I have heard a lot of negative things on this forum about Geek Squad, some of which are valid, but others that are completely bogus (one in particular posted by "dr911"). So the purpose of this post is to basically find out how you guys feel about the Agents over at Geek Squad. Any input will be taken no matter how positive or negative. Just wanna know how everyone feels about either their experiences or what they've heard. If you dont care, dont post cause I know this isnt really important, but for those who care I'm all ears (or eyes whatever). :up::down:


----------



## akaHothead (Apr 1, 2009)

Don't know if this is the same group, but Circuit City, when in business, had their own Geek Squad.
Those jokers couldn't find their own **** with both hands and a map.
One of the members couldn't even find Crucial on-line to see what type of RAM a customers machine took. I was on the side and watching over his shoulder and watched him mis-spell the name 5 (count them 5 ) times. Tried to tell the lady the site was down. Earned me the dirtiest look from him when I corrected his spelling and it came right up.
THEN he couldn't find her machines manufacturer. How hard is IBM to find?
Either he was the dumbest of the dumb, or he had something "better" that he would rather have been doing.


----------



## dr911 (Sep 21, 2005)

simon.exe said:


> I have heard a lot of negative things on this forum about Geek Squad, some of which are valid, but others that are completely bogus (one in particular posted by "dr911"). So the purpose of this post is to basically find out how you guys feel about the Agents over at Geek Squad. Any input will be taken no matter how positive or negative. Just wanna know how everyone feels about either their experiences or what they've heard. If you dont care, dont post cause I know this isnt really important, but for those who care I'm all ears (or eyes whatever). :up::down:


 Welcome to TGF.......simon.exe !!!

Google.....Geek Squad on Google & see how many complaints and lawsuits are listed, this may give yourself some insight.


----------



## JohnWill (Oct 19, 2002)

simon.exe said:


> I have heard a lot of negative things on this forum about Geek Squad, some of which are valid, but others that are completely bogus (one in particular posted by "dr911").

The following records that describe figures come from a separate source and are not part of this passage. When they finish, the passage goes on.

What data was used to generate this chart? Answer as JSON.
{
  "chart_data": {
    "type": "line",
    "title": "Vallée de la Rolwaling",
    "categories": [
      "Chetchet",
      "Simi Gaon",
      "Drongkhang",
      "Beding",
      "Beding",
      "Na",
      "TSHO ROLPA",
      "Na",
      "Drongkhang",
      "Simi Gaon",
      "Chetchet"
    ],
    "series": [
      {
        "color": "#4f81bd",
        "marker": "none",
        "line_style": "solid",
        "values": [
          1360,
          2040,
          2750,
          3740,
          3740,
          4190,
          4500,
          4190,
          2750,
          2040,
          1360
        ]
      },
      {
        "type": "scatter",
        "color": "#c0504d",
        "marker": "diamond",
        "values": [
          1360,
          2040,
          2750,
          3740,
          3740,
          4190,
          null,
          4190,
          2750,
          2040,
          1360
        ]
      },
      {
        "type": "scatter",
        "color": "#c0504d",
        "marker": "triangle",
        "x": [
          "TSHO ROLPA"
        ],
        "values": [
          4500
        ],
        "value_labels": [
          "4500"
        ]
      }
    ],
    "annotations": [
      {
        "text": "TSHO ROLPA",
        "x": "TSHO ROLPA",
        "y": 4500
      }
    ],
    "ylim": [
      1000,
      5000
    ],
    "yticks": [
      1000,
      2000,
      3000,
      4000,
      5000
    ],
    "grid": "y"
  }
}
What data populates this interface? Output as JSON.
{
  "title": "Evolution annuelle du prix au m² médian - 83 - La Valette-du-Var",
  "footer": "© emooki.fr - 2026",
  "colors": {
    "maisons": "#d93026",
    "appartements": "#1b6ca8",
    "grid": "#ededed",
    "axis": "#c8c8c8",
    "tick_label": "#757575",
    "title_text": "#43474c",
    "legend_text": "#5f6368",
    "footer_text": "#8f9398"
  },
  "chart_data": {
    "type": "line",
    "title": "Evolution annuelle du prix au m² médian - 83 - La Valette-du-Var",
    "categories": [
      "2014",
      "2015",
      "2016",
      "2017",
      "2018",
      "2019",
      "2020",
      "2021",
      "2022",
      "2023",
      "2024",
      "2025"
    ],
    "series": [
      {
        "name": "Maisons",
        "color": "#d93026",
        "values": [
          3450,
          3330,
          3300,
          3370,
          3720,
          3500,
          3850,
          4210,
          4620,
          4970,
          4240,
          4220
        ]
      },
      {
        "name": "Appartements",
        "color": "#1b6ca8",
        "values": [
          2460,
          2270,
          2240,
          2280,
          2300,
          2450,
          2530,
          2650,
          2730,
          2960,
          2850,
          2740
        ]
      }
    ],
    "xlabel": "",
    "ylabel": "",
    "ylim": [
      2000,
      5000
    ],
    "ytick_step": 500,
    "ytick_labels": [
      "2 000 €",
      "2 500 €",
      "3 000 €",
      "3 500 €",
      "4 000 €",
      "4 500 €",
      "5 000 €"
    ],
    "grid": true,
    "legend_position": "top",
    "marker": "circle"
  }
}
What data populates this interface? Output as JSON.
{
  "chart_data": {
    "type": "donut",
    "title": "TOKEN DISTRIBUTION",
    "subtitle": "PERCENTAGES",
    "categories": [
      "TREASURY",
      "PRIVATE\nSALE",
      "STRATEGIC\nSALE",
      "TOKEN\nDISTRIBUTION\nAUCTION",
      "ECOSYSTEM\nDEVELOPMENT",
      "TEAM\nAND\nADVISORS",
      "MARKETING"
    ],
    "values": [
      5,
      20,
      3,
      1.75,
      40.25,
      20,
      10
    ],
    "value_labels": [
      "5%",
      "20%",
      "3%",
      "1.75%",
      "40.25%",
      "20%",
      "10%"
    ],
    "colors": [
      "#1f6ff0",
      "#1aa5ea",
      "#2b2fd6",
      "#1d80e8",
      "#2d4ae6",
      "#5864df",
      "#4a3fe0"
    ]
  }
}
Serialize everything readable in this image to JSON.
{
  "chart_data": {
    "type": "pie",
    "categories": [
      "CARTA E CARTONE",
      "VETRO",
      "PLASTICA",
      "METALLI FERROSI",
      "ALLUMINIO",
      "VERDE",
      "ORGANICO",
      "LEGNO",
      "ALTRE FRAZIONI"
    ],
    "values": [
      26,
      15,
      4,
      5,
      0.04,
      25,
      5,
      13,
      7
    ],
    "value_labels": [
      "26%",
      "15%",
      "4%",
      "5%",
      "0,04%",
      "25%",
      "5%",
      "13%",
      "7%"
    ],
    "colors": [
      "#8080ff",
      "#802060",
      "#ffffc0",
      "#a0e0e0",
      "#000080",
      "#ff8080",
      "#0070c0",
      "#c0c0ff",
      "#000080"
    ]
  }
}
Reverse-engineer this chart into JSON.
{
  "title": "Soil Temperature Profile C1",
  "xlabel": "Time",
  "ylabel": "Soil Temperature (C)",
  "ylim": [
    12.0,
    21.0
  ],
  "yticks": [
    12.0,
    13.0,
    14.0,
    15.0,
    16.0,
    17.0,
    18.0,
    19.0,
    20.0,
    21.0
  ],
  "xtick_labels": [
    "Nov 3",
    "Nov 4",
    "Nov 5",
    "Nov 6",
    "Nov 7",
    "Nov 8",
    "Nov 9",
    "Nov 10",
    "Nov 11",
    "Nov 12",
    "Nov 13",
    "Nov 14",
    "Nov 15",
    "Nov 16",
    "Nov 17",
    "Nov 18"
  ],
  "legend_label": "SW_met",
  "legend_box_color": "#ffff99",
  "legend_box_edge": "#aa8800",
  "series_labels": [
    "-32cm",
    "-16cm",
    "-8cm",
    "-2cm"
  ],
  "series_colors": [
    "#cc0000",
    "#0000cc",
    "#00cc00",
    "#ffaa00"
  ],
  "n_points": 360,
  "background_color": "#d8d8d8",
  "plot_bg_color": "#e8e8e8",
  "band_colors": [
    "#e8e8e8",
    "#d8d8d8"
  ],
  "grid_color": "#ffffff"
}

Because you don't agree with his post it's bogus? I think you'll have to do better than that! How about some actual evidence that it's not bogus?


----------



## akaHothead (Apr 1, 2009)

Well, mine isn't bogus. Eyes on experience.
If the rest were as bad as the one I ran into, no wonder the company went under.


----------



## Noyb (May 25, 2005)

Just cause I think this is funny .. 
A local PC shop got a computer that was checked out by the Geek Squad.
The Geek Squad couldn't figure out what was wrong.

Seems like the owner was trying to build his own computer ..
And when he installed the Mobo .. He did NOT use the standoffs.


----------



## akaHothead (Apr 1, 2009)

Typical of them.Don't(didn't) do what they were supposed to do, then charge an arm and a leg for nothing.


----------